“The Scriptures continually view the suffering and death of Christ from a different perspective and in each case illumine another aspect of it. Like the person, the work of Christ is so multifaceted that it cannot be captured in a single word nor summarized in a single formula.
In the different books of the New Testament, therefore, different meanings of the death of Christ are highlighted, and all of them together help to give us a deep impression and a clear sense of the riches and many-sidedness of the mediator’s work.
In the Synoptics, Christ appears on the scene as a preacher and founder of the kingdom of God. That kingdom includes within itself the love of the Father, the forgiveness of sins, righteousness, and eternal life; and Jesus, in His capacity as Messiah, ascribes to Himself the power to grant all these benefits to His disciples.
Just as He has power to heal the sick, so He also has the authority to forgive sins. By this combination of powers, He proves that He is the complete Savior of His people. For that reason, too, there is no way of gaining admission into that kingdom and no participation in those benefits except by faith in His name.
For it is He Himself who gives His life as a ransom for many and who, in His death, breaks His body and sheds His blood to inaugurate and confirm the new covenant with all its blessings (Matt. 20:28; 26:28).
In the Acts of the Apostles, the death of Christ is especially presented as an appalling crime that was inflicted on Christ by the hands of lawless men but was nevertheless from eternity included in counsel of God (Acts 2:23; 4:28; 5:30).
Therefore, God also raised Him from the dead and exalted Him as Lord and Christ, Ruler and Savior, in order, in His name, to give repentance to Israel and forgiveness of sins (Acts 2:36; 4:12; 5:31).
For Paul, Christ’s death on the cross was originally the great offense, but when it pleased God to reveal His Son in it, that cross became for him the crown of Jesus’ messiahship and the only means of salvation. For on that cross God made Him to be sin and a curse for us in order that in Him we would have wisdom and righteousness, sanctification and redemption, salvation and eternal life (Rom. 3:24; 1 Cor. 1:30; 2 Cor. 5:21; Gal. 3:13).
The Letter to the Hebrews describes Christ especially as the perfect and eternal high priest who was not only Himself sanctified (perfected) through suffering (2:10; 5:9) but by His one perfect sacrifice put away the sins of His people (7:27; 9:26; 10:12) and is still continually at work as high priest in heaven, continuing and completing the purification, sanctification, and perfecting of His own (7:3, 25; 8:1; 9:14; 10:12ff.).
Peter pictures Christ’s suffering as that of a lamb without blemish or spot; and in that suffering He not only bore our sins and redeemed us from our futile ways of life but left us an example that we might follow in His steps (1 Pet. 1:18f.; 2:21f.).
And John makes Christ known to us as the lamb and the lion, as the life and the light, as the bread and the water of life, as the grain of wheat that, dying, bears fruit, and as the good Shepherd who gives His life for the sheep, as the Savior who gives life to the world, and as the alpha and the omega, the beginning and the end, the first and the last.
So, indeed, one can find in the New Testament different appraisals of the person and work of Christ, which, however, do not exclude but rather supplement one another and enrich our knowledge.

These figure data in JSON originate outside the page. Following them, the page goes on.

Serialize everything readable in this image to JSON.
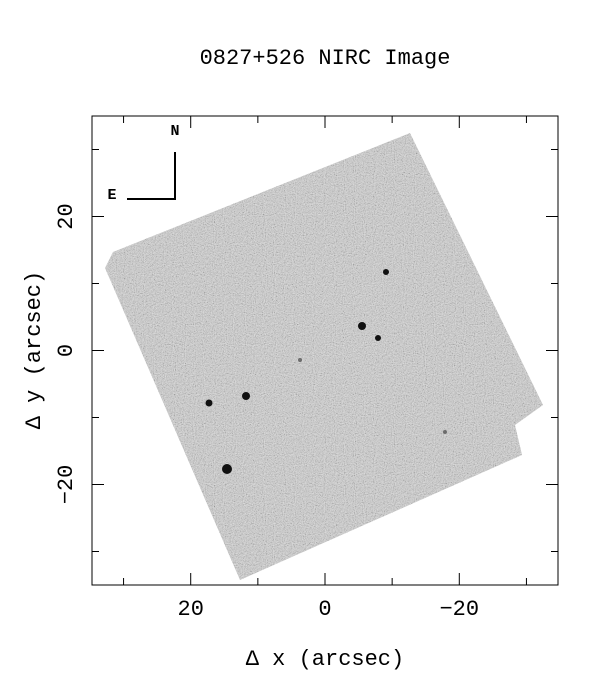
{
  "chart_data": {
    "type": "image",
    "title": "0827+526 NIRC Image",
    "x_label": "Δ x (arcsec)",
    "y_label": "Δ y (arcsec)",
    "annotations": [
      "N",
      "E"
    ],
    "xlim": [
      34.7,
      -34.7
    ],
    "ylim": [
      -35,
      35
    ],
    "xticks": [
      20,
      0,
      {
        "value": -20,
        "label": "−20"
      }
    ],
    "yticks": [
      {
        "value": -20,
        "label": "−20"
      },
      0,
      20
    ],
    "xminorticks": [
      30,
      10,
      -10,
      -30
    ],
    "yminorticks": [
      -30,
      -10,
      10,
      30
    ]
  }
}
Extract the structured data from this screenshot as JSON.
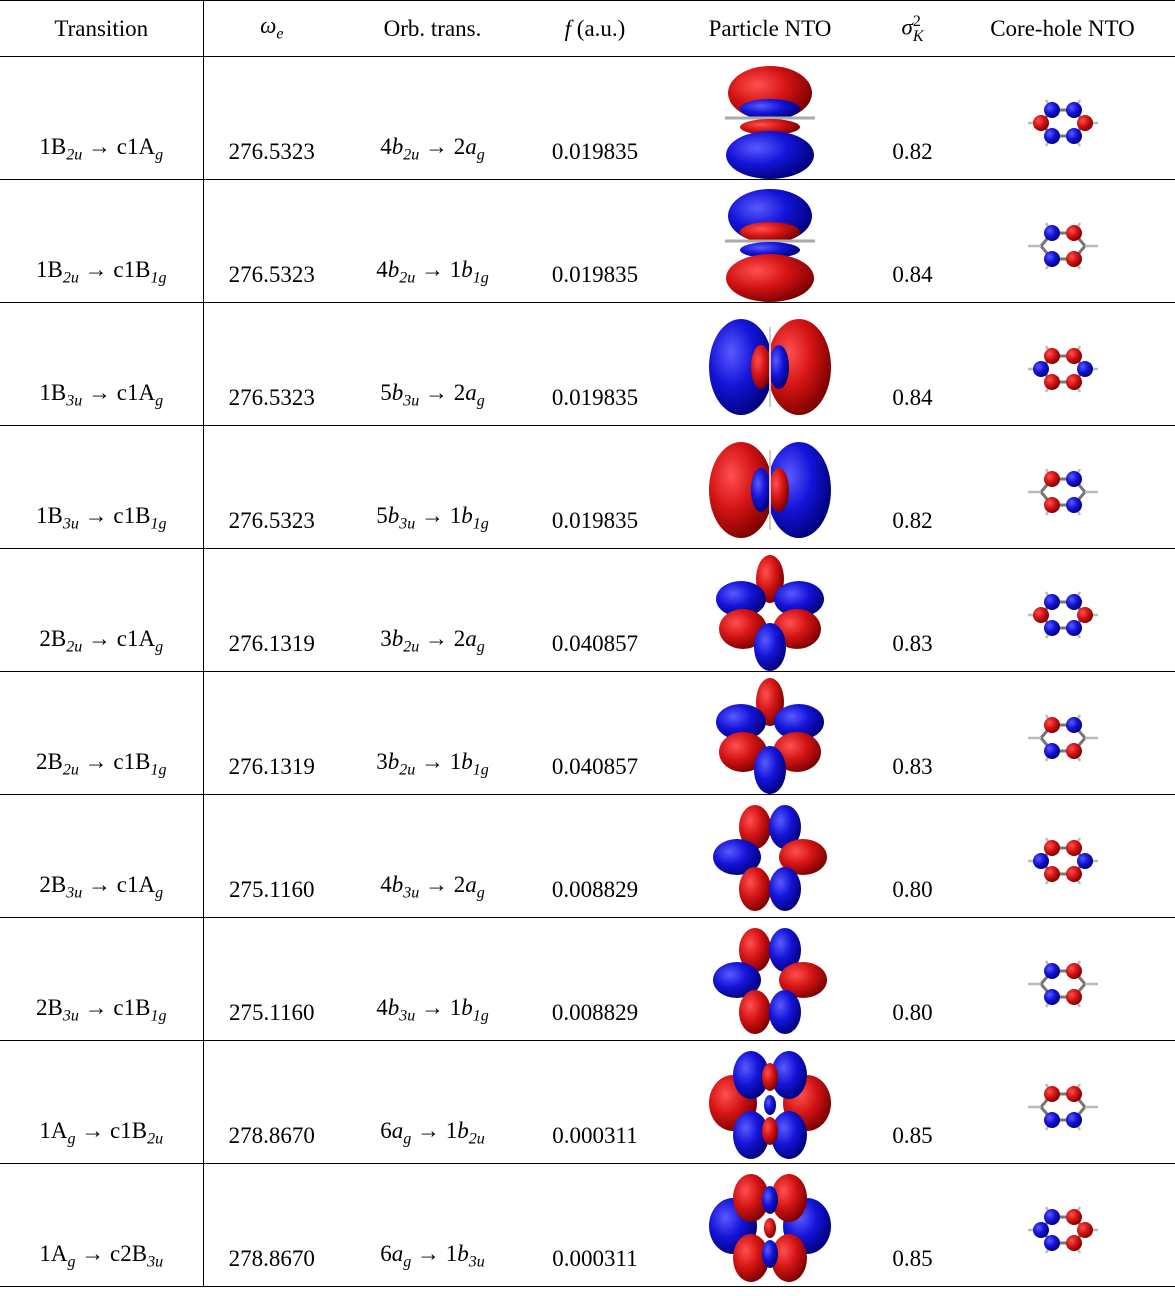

Just as in the old covenant there were diverse sacrifices and the promised Messiah was repeatedly presented under different names, so this many-sidedness in the description carries over into the New Testament and even markedly increases.
The death of Christ is a paschal offering, a covenant offering, a praise offering as well as a sacrifice; a ransom and an example; suffering and action; a work and a ministry; a means of justification and sanctification, atonement and consecration, redemption and glorification; in a word, the cause of our whole redemption.”
–Herman Bavinck, Reformed Dogmatics, (Grand Rapids: Baker Academic, 2006), 3:383-384.